The monks - who have been spearheading the protests - have been handing out pictures of Burmese independence hero Aung San, the deceased father of detained opposition leader Aung San Suu Kyi. They are also carrying flags, including some bearing the image of a fighting peacock used by students during the 1988 pro-democracy uprising, witnesses told Reuters news agency. Students were also openly marching yesterday. The junta, which violently repressed the 1988 protests killing some 3,000 people, finally broke its silence over the mounting protests late on Monday, saying that it was ready to "take action" against the monks. It repeated its warning in state media on Tuesday, ordering monks not to get involved in politics and accusing them of allowing themselves to be manipulated by the foreign media.

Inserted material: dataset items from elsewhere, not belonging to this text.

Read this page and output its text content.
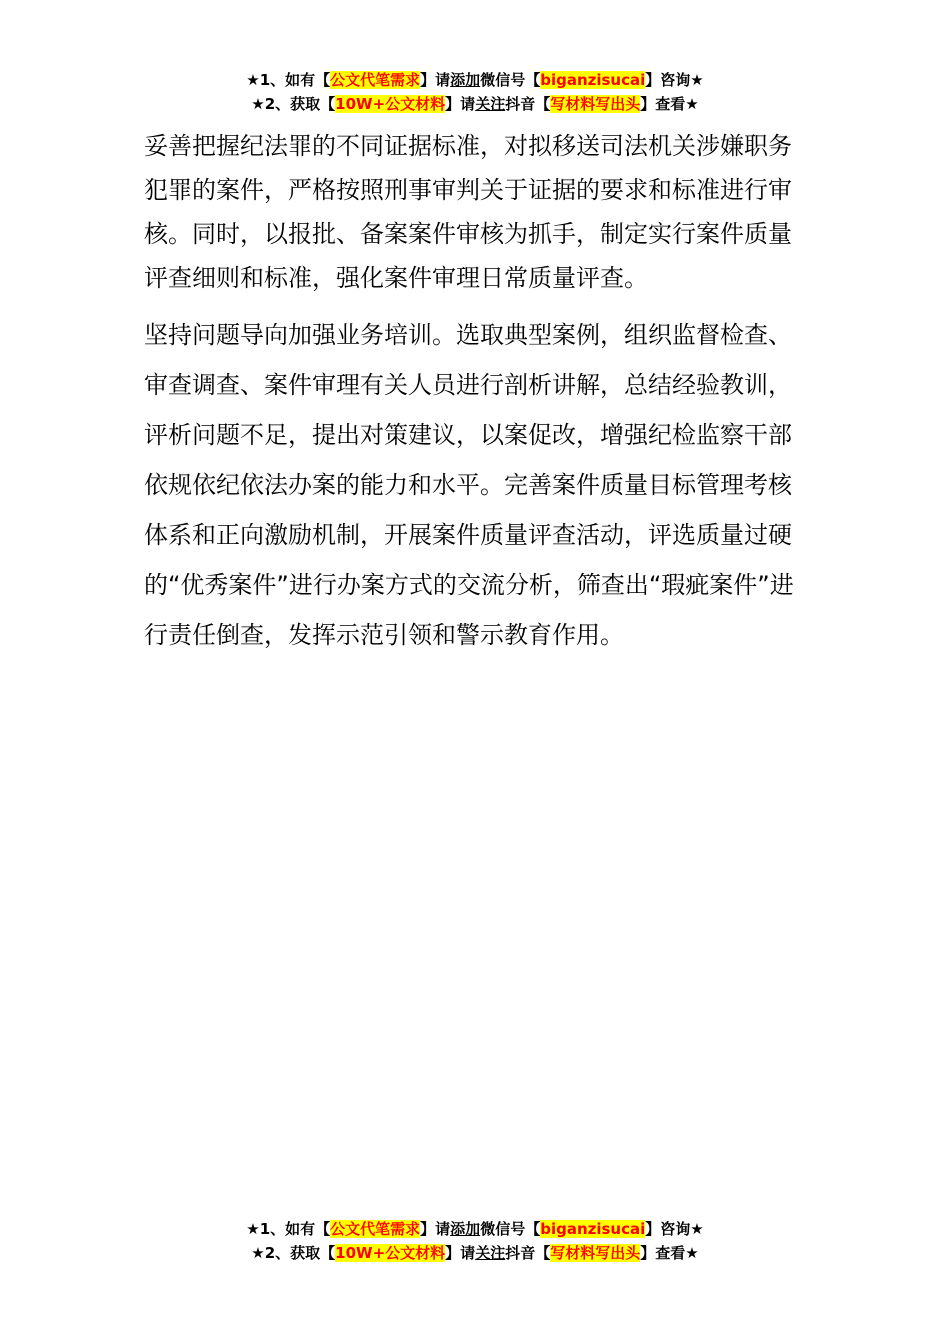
★1、如有【公文代笔需求】请添加微信号【biganzisucai】咨询★
★2、获取【10W+公文材料】请关注抖音【写材料写出头】查看★

妥善把握纪法罪的不同证据标准，对拟移送司法机关涉嫌职务犯罪的案件，严格按照刑事审判关于证据的要求和标准进行审核。同时，以报批、备案案件审核为抓手，制定实行案件质量评查细则和标准，强化案件审理日常质量评查。

坚持问题导向加强业务培训。选取典型案例，组织监督检查、审查调查、案件审理有关人员进行剖析讲解，总结经验教训，评析问题不足，提出对策建议，以案促改，增强纪检监察干部依规依纪依法办案的能力和水平。完善案件质量目标管理考核体系和正向激励机制，开展案件质量评查活动，评选质量过硬的“优秀案件”进行办案方式的交流分析，筛查出“瑕疵案件”进行责任倒查，发挥示范引领和警示教育作用。

★1、如有【公文代笔需求】请添加微信号【biganzisucai】咨询★
★2、获取【10W+公文材料】请关注抖音【写材料写出头】查看★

The Dalai Lama, has given his backing to the monks' call for freedom and democracy.

28 March 2007

A paranoid regime unveils its new capital

From the BBC news report on the new capital

The outside world has got its first glimpse of the secret capital Burma is building deep in the jungle according to a report in today’s .

In 2005, the ruling military junta announced that the capital was moving from Rangoon, to an area of malaria-infested jungle 250 miles inland. At the time it was still served by steam trains. Yesterday foreign journalists were finally allowed to see the new city, Naypyidaw, at the annual Armed Forces Day parade. And they also got a rare glimpse of the junta's elusive chief, General Than Shwe, the man who rules the destiny of millions of Burmese.

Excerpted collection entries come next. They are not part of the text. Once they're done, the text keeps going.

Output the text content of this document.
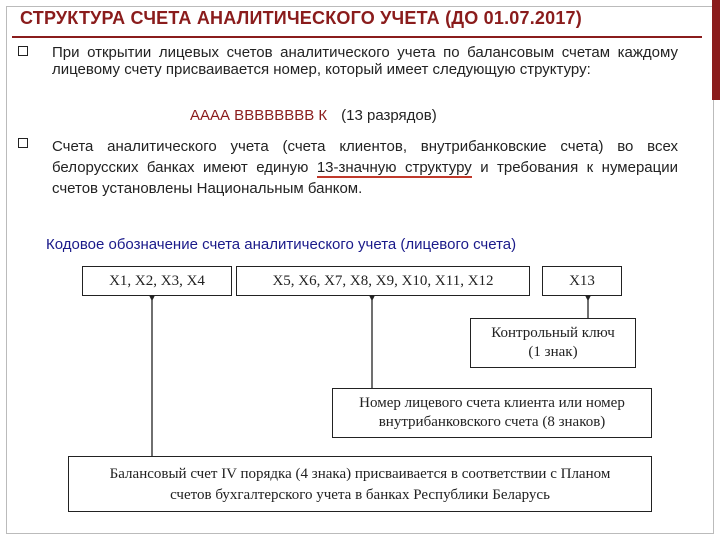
СТРУКТУРА СЧЕТА АНАЛИТИЧЕСКОГО УЧЕТА (ДО 01.07.2017)
При открытии лицевых счетов аналитического учета по балансовым счетам каждому лицевому счету присваивается номер, который имеет следующую структуру:
АААА ВВВВВВВВ К (13 разрядов)
Счета аналитического учета (счета клиентов, внутрибанковские счета) во всех белорусских банках имеют единую 13-значную структуру и требования к нумерации счетов установлены Национальным банком.
Кодовое обозначение счета аналитического учета (лицевого счета)
X1, X2, X3, X4	X5, X6, X7, X8, X9, X10, X11, X12	X13
Контрольный ключ
(1 знак)
Номер лицевого счета клиента или номер
внутрибанковского счета (8 знаков)
Балансовый счет IV порядка (4 знака) присваивается в соответствии с Планом
счетов бухгалтерского учета в банках Республики Беларусь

What they found was a planned city on a large scale. The parade ground where Than Shwe addressed the troops is huge, and overlooked by three 33-foot high statues of the country's most famous kings. According to reports, the city is spread out so that buildings are divided by huge empty spaces.

All the hotels are grouped together in a single area called the "hotel zone". Across an expanse of empty land, apartment blocks are being built for bureaucrats who are being forced to move to the new city, painted in incongruous pastel shades. In the "government zone", ministries are several miles apart from each other. Most bizarre of all is the "military zone", said by reporters who were in the city yesterday to be a fortress. The roads have been made extra wide so they can double as military runways. There are anti-aircraft guns and missile silos. It is in the midst of this security that General Than Shwe lives, now cut off from the rest of the country, as well as the outside world.

Nobody really knows why General Than Shwe decided to move the capital to Naypyidaw. The official version is that Rangoon had become too crowded and congested, but nobody believes that. Some in Burma say the move was prompted by the advice of the general's favourite astrologer. Burma's leader is notoriously superstitious, like the former dictator Ne Win, who had banknotes printed in absurd denominations because he insisted that they all be divisible by his lucky number, nine.

But others have suggested it may have had more to do with a burst of rhetoric against the junta from the US at the time. With the US Secretary of State Condoleezza Rice sounding threatening, the junta may have looked west towards Iraq and decided to plan for the worst. Naypyidaw appears to be purpose-built to be easily defended - and is far harder to attack than coastal Rangoon.

An Indian journalist who managed to get inside Naypyidaw ahead of other foreigners last month, Siddharth Varadarajan, has another theory. The city, he wrote in Himal South Asian magazine, "will not fall to an urban upheaval easily. It has no city centre, no confined public space where even a crowd of several thousand people could make a visual - let alone political - impression. Naypyidaw... is the ultimate insurance against regime change, a masterpiece of urban planning designed to defeat any putative 'colour revolution' - not by tanks and water cannons, but by geometry and cartography."

Looking at Mr Varagajan’s photo’s of the new city Click here to see his photos) , I think he may have hit the nail on the head – a city purpose built to stifle dissent. The new capital is the folly of a brutal and paranoid regime whose acts are sadly largely ignored by the world.